85 thoughts on “The Curiosity Box Review, Giveaway & Discount Code (STEM Science Educational Activities)”

  1. I love the liquid density experiment where you pour liquids of differing viscosity in layers – simple but very effective!

  2. The Putting the POW! into POWER Box! Always absolutely loved that kind of thing when I was young, it still appeals now πŸ™‚

  3. When i was at school we all held hands in a science class and felt an electrical current though our interlocked hands.

  4. I loved finding out how many calories were in a peanut by burning it and seeing how hot it got the water over. Takes me back a couple of decades, but definitley one I remember. I also liked the copper sulphate experiment back in junior school except some young lad who ate it lol.

  5. When I was a child, my dad worked at a plant that did electroplating. I got to electroplate some cables for a science fair experiment.

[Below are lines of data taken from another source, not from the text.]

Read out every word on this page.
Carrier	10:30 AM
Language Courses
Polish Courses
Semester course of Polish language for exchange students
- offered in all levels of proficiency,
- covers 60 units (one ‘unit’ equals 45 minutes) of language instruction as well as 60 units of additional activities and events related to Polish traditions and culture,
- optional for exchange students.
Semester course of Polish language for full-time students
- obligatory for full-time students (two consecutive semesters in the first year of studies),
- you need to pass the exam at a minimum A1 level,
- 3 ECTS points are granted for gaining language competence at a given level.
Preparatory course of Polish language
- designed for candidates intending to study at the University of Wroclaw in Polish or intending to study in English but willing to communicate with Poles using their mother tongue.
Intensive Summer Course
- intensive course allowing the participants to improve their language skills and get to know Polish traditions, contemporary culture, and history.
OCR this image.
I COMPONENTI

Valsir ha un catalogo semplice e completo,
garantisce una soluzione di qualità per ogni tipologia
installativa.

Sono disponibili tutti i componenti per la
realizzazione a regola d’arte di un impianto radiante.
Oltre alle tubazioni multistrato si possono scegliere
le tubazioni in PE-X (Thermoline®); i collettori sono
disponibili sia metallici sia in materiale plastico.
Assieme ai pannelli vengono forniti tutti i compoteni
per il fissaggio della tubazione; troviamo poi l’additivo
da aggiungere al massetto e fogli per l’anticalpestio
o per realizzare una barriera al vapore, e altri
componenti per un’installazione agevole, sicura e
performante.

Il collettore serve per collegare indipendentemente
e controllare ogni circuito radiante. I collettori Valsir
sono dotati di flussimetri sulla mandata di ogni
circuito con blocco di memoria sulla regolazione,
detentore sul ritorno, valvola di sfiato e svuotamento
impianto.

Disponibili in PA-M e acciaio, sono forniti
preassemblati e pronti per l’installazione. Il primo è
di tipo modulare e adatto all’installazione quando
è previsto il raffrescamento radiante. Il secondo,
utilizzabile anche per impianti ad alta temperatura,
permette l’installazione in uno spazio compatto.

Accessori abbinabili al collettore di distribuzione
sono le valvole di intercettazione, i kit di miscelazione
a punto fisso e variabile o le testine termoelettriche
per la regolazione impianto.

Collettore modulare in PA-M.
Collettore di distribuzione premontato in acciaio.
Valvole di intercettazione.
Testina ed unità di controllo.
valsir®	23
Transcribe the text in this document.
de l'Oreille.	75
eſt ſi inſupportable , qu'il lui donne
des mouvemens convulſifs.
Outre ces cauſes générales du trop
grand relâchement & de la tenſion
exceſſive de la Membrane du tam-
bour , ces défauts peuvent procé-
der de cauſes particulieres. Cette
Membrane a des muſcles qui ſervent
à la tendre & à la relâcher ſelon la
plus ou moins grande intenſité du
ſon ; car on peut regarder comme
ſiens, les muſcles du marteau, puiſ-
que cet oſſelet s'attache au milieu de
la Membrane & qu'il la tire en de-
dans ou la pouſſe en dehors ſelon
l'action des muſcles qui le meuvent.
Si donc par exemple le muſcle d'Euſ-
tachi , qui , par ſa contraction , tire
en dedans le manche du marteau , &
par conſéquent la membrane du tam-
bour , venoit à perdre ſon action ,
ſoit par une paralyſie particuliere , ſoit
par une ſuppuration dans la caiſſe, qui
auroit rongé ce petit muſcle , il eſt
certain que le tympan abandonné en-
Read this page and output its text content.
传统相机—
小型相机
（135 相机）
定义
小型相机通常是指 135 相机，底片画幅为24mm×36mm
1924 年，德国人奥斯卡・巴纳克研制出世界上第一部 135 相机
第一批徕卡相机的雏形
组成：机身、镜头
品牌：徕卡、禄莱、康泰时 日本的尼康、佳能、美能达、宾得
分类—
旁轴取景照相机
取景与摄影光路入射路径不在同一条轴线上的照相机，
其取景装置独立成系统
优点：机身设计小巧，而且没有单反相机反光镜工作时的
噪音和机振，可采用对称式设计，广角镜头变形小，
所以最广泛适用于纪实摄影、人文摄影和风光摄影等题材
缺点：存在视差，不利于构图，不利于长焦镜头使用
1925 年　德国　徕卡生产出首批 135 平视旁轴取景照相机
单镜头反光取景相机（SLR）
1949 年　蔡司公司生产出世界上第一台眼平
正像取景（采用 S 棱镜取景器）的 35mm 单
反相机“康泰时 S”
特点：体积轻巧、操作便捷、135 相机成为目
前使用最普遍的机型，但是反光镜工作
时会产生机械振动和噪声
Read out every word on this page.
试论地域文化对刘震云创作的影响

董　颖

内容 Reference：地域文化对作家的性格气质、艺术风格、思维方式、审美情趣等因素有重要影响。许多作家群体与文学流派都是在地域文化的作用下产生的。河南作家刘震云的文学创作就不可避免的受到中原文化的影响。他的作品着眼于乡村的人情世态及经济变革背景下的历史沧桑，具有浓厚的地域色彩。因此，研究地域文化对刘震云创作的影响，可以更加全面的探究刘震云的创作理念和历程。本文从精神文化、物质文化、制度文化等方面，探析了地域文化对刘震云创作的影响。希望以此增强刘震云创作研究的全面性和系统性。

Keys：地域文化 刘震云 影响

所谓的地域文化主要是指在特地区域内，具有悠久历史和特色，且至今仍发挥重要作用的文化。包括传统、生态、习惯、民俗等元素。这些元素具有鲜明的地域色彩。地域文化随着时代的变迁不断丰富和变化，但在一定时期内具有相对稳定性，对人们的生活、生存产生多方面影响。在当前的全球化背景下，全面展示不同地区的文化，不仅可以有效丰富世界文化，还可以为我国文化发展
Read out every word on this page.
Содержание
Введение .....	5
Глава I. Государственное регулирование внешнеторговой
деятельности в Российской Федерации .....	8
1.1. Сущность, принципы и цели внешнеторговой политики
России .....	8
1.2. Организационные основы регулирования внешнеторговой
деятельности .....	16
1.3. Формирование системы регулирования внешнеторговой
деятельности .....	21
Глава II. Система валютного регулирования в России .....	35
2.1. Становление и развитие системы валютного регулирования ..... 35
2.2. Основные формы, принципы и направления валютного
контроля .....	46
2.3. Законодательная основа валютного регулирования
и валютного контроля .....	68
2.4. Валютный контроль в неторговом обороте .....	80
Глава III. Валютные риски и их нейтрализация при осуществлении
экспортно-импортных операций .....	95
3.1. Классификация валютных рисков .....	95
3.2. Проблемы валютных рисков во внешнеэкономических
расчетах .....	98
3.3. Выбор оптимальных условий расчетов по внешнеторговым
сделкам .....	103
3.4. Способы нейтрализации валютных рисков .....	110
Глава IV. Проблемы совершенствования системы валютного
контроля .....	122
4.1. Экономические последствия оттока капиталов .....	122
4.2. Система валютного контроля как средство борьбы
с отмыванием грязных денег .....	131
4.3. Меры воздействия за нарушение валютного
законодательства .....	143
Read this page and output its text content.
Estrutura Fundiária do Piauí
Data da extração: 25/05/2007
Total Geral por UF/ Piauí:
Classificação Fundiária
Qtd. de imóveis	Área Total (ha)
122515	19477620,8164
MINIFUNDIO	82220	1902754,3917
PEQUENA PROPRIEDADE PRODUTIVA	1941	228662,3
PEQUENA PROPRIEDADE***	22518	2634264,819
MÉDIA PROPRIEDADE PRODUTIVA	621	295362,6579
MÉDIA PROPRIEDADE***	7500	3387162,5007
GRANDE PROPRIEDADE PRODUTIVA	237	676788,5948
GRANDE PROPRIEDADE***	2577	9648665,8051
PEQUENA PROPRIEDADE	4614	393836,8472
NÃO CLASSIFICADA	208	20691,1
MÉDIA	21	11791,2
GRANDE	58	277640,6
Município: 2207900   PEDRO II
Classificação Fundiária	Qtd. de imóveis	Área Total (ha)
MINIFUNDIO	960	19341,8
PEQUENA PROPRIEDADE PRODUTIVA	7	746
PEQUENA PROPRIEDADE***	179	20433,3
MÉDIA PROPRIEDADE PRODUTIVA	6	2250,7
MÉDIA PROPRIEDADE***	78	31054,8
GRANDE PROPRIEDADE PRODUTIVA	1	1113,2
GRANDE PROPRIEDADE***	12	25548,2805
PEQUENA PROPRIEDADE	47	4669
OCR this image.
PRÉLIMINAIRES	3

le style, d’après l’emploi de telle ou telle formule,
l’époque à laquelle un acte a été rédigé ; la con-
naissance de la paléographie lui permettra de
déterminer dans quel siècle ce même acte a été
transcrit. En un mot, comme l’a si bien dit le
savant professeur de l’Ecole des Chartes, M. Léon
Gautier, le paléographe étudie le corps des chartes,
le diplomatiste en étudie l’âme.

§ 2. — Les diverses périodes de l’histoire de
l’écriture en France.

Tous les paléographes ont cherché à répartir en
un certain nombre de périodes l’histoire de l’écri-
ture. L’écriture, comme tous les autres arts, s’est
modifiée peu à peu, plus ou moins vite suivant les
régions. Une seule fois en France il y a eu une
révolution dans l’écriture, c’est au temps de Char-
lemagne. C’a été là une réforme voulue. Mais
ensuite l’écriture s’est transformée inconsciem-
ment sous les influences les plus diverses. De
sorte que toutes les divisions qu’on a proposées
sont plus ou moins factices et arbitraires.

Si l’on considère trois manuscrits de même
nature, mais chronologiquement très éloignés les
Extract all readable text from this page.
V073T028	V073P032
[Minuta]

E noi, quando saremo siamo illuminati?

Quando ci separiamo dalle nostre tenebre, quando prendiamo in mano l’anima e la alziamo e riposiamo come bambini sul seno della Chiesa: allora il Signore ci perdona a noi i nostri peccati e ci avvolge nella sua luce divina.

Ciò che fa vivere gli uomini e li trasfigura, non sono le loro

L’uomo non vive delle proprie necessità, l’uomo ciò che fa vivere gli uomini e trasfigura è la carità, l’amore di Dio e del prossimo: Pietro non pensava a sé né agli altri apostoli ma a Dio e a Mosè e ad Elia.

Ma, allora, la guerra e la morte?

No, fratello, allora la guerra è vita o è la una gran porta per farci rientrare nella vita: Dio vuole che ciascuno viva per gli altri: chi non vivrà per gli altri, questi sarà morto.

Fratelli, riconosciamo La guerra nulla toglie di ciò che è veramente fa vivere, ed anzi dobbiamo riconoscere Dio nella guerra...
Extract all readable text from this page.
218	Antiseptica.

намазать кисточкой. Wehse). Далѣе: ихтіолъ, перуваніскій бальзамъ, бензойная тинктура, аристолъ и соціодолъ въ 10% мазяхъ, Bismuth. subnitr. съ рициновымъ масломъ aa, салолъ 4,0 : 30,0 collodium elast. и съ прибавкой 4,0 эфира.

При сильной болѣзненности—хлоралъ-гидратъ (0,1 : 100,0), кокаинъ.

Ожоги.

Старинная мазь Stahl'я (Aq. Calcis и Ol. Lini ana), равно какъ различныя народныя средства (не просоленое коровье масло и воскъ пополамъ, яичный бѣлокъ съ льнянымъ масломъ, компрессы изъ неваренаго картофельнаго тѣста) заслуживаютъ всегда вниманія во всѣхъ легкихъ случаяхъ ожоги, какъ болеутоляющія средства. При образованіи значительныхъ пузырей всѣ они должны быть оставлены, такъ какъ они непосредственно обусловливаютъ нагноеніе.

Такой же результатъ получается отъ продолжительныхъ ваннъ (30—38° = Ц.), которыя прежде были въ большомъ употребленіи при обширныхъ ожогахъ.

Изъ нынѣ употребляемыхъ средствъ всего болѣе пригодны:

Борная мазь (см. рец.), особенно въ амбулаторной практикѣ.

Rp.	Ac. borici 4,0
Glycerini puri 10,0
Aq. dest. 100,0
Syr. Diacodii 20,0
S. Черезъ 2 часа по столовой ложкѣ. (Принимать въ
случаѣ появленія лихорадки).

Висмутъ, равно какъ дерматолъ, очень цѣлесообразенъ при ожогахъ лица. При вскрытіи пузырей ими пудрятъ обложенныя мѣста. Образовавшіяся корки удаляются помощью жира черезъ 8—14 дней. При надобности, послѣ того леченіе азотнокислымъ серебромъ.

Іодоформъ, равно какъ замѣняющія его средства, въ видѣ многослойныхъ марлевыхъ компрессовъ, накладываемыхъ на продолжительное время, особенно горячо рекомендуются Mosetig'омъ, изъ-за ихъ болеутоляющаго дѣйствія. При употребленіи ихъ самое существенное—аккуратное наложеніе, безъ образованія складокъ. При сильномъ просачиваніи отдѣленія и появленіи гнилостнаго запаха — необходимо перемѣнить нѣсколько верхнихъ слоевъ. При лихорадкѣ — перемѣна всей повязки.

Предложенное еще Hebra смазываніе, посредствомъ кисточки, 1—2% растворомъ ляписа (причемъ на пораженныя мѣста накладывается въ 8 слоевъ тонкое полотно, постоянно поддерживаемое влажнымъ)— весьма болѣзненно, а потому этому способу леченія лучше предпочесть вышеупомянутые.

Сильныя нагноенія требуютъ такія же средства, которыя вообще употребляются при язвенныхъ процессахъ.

That was pretty cool.

  6. They all look great but my twins shouted the cosmic Blast Off ! We love science in our house and our favourite so far is the volcano, using vinegar and bicarb soda πŸ™‚

  7. This week my class my class tested the properties of materials by making little coats for our class teddy (Mr Puffy the puffin) and pouring water all over him. We had a great time πŸ™‚

  8. I dont remember doing any. Which is sad. But id like that to be a different memory for my wee girl. who i would love to win this for

  9. yes please this looks great me and my 2 boys will havr great fun with this what a great idea if i dont win i will definitelybeing looking into getting some of these products

  10. I always remember making chewing gum at school in science, we put the very hot test tube straight into the beaker of cold water and of course it broke … we should have poured the gum out!